Près de deux ans après l’ouverture formelle des négociations et moins de deux ans avant la fin de l’administration Obama, nous sommes au milieu du chemin. Le moment est opportun pour analyser les avancées et préciser les enjeux d’un accord très important pour l’Europe et pour la France.

Cet accord associe deux grands espaces démocratiques, qui sont aussi les plus puissantes zones économiques du monde : elles contribuent ensemble à 50 % du PIB mondial. Depuis longtemps déjà, l’Union européenne et les États-Unis entretiennent des échanges commerciaux et financiers intenses, qui représentent 30 % des échanges mondiaux. Ce n’est donc pas vraiment un saut dans l’inconnu.

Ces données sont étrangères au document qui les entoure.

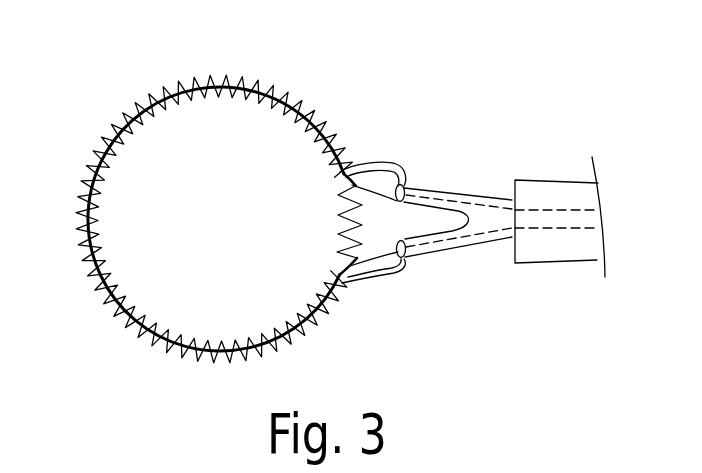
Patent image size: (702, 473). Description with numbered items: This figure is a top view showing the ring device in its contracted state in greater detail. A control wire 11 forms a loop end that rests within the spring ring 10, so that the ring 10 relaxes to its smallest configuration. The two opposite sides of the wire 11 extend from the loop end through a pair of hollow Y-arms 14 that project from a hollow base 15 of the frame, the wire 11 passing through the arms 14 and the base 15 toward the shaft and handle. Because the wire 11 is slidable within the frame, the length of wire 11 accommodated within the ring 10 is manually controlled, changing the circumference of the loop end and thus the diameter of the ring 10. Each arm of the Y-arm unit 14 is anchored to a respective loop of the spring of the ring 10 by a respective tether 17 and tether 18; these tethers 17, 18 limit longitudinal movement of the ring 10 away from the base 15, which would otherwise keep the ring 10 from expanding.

The spring ring 10 is at (218, 200).
The control wire 11 is at (257, 98).
The Y-arms 14 is at (447, 192).
The hollow base 15 is at (556, 180).
The tether 17 is at (392, 165).
The tether 18 is at (388, 282).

Pourtant, en Europe, l’inquiétude des citoyens est palpable, comme l’est aussi la perplexité de leurs représentants.

L’accord, qui se veut ambitieux et complet, comporte trois grands chapitres : l’accès aux marchés, la convergence réglementaire et l’institution d’un ensemble de règles du jeu commercial. Celles-ci sont destinées à mettre enfin en phase les mécanismes d’échanges avec les exigences sociales et de respect de l’environnement, qui se sont construites au fil du temps, parce qu’elles sont au cœur du quotidien de nos concitoyens.

Après neuf cycles de négociations qui ont porté sur tous les sujets couverts par le mandat confié à la Commission européenne, les choses sérieuses ont peu avancé. Les positions respectives des deux parties sur les sujets sensibles restent encore bien éloignées.

Au-delà de ces trois piliers, je souhaite aborder ce projet d’accord suivant trois angles, qui me semblent autant d’enjeux qui pèsent lourd dans le débat : l’enjeu économique, l’enjeu de société et l’enjeu démocratique.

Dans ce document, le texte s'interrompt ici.